Vocaloid © Crypton Future Media, Internet, Yamaha, et cetera. No copyright infringement is intended.

Warning unedited, stress relief fic, plotless, diksi pergi ke laut, cliché, et cetera. Kesamaan ide harap dimaklumi.


morning

by devsky


Di sela kesibukan paginya: menata piring-piring dan makanan untuk sarapan yang waktunya tinggal sebentar lagi, Luka bisa mendengar, melalui ujung telinga, suara kaki kecil yang mengambil langkah hati-hati turun dari tangga.

Saat itu terjadi, maka dia akan langsung mengelap tangan ke apron dan berjalan menuju tangga. Mengabaikan sejenak desis air mendidih dan setoples penuh kopi hitam, hanya untuk menemukan Luki berdiri di tangga dengan piyama biru langit kebesaran. Mata birunya mengerjap-ngerjap, masih digelayuti kantuk.

Luka tersenyum melihat anak enam tahun itu menguap sembari mengusap mata untuk mengusir sisa-sisa kantuk. Tangan kirinya memegang selimut―yang ia seret dengan langkah terseok dari kamar ke mari.

Warna selimut itu biru dengan motif bintang dan planet memenuhi permukaan, seperti galaksi imitasi. Luka membeli selimut itu ketika pergi bersama Meiko ke Kyoto musim semi tahun lalu. Liburan singkat yang menyenangkan. Dan ketika Luka kembali ke rumah, Luki langsung berlari memeluknya. Sementara itu suaminya, Yuuma, berdiri di tengah ruangan, yang berantakan tak tertolong. Mata pria itu berkaca-kaca seperti siap menangis kapan pun jika Luka terlambat datang.

"Selamat pagi, Ma…," anak itu menyapa setelah kuapan yang ke sekian.
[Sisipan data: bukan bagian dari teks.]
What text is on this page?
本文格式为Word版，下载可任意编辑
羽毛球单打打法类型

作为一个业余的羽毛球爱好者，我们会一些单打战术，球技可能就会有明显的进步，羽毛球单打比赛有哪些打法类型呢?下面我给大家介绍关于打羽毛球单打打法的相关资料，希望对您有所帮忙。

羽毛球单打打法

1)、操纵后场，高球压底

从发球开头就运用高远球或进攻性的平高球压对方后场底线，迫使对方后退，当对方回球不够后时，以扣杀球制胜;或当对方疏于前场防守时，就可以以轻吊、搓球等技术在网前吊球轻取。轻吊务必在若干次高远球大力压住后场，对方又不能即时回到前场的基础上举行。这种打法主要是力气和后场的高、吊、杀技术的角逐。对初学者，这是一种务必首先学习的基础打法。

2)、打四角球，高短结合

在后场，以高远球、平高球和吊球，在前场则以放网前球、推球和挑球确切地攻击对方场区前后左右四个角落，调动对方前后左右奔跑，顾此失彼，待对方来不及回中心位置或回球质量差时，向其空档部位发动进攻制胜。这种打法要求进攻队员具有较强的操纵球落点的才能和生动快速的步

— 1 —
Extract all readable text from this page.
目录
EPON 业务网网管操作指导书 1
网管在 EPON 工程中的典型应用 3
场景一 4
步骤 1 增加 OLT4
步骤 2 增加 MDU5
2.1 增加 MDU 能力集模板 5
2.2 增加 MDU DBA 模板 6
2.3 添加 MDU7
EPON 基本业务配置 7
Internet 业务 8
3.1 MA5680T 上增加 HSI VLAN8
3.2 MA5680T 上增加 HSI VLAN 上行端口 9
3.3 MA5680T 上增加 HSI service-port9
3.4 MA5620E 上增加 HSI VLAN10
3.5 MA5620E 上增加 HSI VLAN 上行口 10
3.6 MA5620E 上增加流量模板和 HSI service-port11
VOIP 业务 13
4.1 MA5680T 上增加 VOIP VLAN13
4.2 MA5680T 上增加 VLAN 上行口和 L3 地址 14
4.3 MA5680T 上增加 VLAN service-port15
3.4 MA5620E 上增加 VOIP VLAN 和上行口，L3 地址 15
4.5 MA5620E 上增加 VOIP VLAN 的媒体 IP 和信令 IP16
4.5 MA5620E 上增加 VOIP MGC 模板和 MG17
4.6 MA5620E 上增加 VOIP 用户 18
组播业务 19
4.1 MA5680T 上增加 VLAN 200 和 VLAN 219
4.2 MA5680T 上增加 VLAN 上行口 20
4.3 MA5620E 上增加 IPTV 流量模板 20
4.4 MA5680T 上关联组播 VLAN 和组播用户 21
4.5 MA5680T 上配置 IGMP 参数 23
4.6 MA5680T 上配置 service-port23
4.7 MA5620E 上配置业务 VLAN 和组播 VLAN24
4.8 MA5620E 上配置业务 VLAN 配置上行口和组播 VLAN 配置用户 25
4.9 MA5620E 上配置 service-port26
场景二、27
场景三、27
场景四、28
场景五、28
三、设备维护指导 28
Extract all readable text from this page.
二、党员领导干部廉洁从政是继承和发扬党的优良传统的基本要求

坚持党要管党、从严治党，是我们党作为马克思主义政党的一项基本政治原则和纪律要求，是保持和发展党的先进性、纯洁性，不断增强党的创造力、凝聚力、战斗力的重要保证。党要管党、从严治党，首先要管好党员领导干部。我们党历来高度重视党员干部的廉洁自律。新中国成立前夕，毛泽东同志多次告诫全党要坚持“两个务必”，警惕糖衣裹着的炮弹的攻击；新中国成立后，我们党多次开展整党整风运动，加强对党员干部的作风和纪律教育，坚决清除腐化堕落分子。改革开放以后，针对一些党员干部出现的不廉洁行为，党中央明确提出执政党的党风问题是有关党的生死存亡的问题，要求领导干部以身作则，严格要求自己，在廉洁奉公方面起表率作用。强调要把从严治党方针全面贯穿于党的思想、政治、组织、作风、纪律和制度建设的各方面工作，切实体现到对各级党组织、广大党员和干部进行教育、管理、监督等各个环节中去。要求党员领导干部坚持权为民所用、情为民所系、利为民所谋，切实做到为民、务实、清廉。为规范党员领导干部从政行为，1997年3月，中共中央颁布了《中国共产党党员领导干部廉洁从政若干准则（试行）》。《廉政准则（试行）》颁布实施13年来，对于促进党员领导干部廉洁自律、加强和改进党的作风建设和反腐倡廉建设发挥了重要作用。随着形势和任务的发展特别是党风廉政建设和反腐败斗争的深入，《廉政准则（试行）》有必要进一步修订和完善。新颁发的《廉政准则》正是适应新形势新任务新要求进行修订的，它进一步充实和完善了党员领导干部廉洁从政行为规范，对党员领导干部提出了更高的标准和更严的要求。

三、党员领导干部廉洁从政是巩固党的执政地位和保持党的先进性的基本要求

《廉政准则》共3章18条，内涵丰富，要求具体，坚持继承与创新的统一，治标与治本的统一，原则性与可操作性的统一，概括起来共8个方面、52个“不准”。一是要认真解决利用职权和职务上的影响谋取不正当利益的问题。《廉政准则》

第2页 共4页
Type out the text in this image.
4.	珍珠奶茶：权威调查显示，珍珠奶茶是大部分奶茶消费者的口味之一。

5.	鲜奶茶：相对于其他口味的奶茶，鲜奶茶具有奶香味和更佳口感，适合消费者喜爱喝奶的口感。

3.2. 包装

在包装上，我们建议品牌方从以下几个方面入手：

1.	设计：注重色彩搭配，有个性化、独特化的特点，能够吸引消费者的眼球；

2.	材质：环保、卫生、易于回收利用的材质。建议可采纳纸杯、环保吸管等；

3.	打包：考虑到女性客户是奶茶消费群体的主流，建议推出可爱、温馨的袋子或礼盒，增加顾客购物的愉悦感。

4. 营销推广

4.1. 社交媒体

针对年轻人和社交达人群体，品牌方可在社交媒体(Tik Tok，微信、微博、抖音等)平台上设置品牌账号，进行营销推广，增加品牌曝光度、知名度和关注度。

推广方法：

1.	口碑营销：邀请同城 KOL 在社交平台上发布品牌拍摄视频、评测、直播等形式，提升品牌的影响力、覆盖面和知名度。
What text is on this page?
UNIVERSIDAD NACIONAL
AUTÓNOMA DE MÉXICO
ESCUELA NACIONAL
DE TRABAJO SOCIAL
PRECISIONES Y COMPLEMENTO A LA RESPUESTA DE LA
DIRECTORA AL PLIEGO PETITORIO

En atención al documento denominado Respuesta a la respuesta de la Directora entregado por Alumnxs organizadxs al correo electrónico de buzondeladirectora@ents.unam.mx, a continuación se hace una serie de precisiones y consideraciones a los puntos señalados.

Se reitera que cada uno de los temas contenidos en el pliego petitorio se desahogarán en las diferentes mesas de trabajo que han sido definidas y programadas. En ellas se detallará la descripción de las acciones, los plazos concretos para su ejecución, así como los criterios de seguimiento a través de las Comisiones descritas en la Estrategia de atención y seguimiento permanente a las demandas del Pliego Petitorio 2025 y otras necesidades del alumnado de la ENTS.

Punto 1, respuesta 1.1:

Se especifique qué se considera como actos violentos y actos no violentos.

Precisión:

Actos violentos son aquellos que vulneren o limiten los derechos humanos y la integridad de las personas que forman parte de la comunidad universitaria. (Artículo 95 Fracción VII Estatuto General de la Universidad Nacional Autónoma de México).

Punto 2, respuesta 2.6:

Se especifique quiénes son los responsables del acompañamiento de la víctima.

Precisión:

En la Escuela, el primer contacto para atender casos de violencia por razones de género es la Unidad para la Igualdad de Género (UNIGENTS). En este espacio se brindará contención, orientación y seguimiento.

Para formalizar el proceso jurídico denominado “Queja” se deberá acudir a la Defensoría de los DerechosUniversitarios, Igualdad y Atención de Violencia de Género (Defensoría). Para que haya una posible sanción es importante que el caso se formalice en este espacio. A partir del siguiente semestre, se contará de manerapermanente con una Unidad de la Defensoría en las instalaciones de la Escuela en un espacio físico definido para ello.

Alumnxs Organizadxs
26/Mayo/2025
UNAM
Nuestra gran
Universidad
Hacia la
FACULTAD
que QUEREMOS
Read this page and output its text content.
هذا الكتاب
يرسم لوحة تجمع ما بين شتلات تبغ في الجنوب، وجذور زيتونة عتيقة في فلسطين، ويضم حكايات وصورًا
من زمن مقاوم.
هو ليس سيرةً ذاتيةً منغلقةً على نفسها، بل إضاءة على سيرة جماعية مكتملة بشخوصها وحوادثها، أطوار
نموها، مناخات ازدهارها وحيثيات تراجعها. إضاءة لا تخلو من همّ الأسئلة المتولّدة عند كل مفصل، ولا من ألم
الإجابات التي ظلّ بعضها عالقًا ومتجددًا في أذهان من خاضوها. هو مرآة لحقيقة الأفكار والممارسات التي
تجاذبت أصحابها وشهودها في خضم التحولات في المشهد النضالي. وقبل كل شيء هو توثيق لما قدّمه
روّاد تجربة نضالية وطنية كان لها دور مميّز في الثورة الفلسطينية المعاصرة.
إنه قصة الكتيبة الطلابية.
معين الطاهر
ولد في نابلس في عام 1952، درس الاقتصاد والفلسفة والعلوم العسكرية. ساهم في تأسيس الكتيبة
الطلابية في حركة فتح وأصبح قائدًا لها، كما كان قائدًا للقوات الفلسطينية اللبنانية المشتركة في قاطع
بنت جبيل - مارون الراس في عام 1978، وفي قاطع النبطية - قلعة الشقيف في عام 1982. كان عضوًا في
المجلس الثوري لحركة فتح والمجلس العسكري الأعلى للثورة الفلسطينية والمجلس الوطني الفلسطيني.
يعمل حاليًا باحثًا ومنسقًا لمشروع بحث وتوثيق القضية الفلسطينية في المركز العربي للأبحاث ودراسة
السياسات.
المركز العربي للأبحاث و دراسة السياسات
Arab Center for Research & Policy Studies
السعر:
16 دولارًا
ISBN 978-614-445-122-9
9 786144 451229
Luka segera merendahkan badan untuk mengusap rambut Luki. Membuat rambutnya jadi terlihat lebih berantakan dari sebelumnya. "Pagi…."

Hidung Luki bisa mencium bau telur yang baru diangkat dari dapur memenuhi seisi rumah. Mama hampir selesai menyiapkan sarapan, pikirnya.

Mata anak laki-laki itu kemudian menyisir seluruh ruangan yang terasa sepi kemudian bertanya dengan alis saling bertautan, "Mana Papa?"

Luka menegakkan tubuh, menyunggingkan senyum sambil telunjuknya menunjuk ke atas. "Dia akan terlambat untuk sarapan."

Butuh beberapa sekon bagi Luki untuk memproses informasi barusan, mengaitkan dengan suasana rumah yang sepi, sebelum berbalik dan cepat-cepat memanjat naik ke lantai atas. Papa-nya pastilah masih tidur!

"Tidak boleh! Papa tidak boleh terlambat sarapan!"

Dengan gesit, Luki berbalik dan mulai memanjat tangga. Luka tak melakukan apa pun. Hanya membiarkan sosok Luki menghilang ke lantai dua. Setelah mendengar derap kaki kecil sampai di atas, ia kembali ke dapur. Menaruh atensinya pada bubuk kopi dan air panas yang sempat terlupakan.

Yuuma memang tidak begitu mudah bangun pagi. Pekerjaannya yang sering menuntut lembur kerap memangkas jam tidurnya, membuatnya bangun lebih siang hingga kadang melewatkan sarapan. Sedangkan Luki, yang kini duduk di bangku taman kanak-kanak, tak pernah senang duduk di meja makan dengan sosok papa yang absen.

Jadi, entah sejak kapan, Luki punya kebiasaan berlari dengan gaduh ke kamar mereka (Luka dan Yuuma) untuk membangunkan sang papa yang penidur. Anak itu akan melompat ke ranjang, melakukan apa pun yang perlu untuk membuat pria itu membuka mata. Mulai dari mengguncang-guncang tubuhnya, menarik selimut, sampai menjambaki rambut.

Dia tidak akan berhenti sebelum sang papa bangun. Dan Yuuma, yang menyerah atas gangguan Luki, pada akhirnya akan bangun. Meski tentu saja, tak jarang ia mencuri-curi kesempatan untuk kembali ke atas tempat tidur, memeluk bantal.

Di antara denting-denting piring yang bersentuhan dengan permukaan meja, Luka mendengar kisruh dari lantai atas. Yuuma dan Luki, tentu saja.

"Bangun, bangun! Papa bangun!"

"Aaaarrgh! Luki—!"

"Bangun! Ayo, bangun!"

Di ruang makan, Luka tersenyum dan kembali sibuk dengan pekerjaannya.

Ini sudah menjadi semacam ritual pagi di keluarga kecil itu. Dan Luka selalu membiarkannya.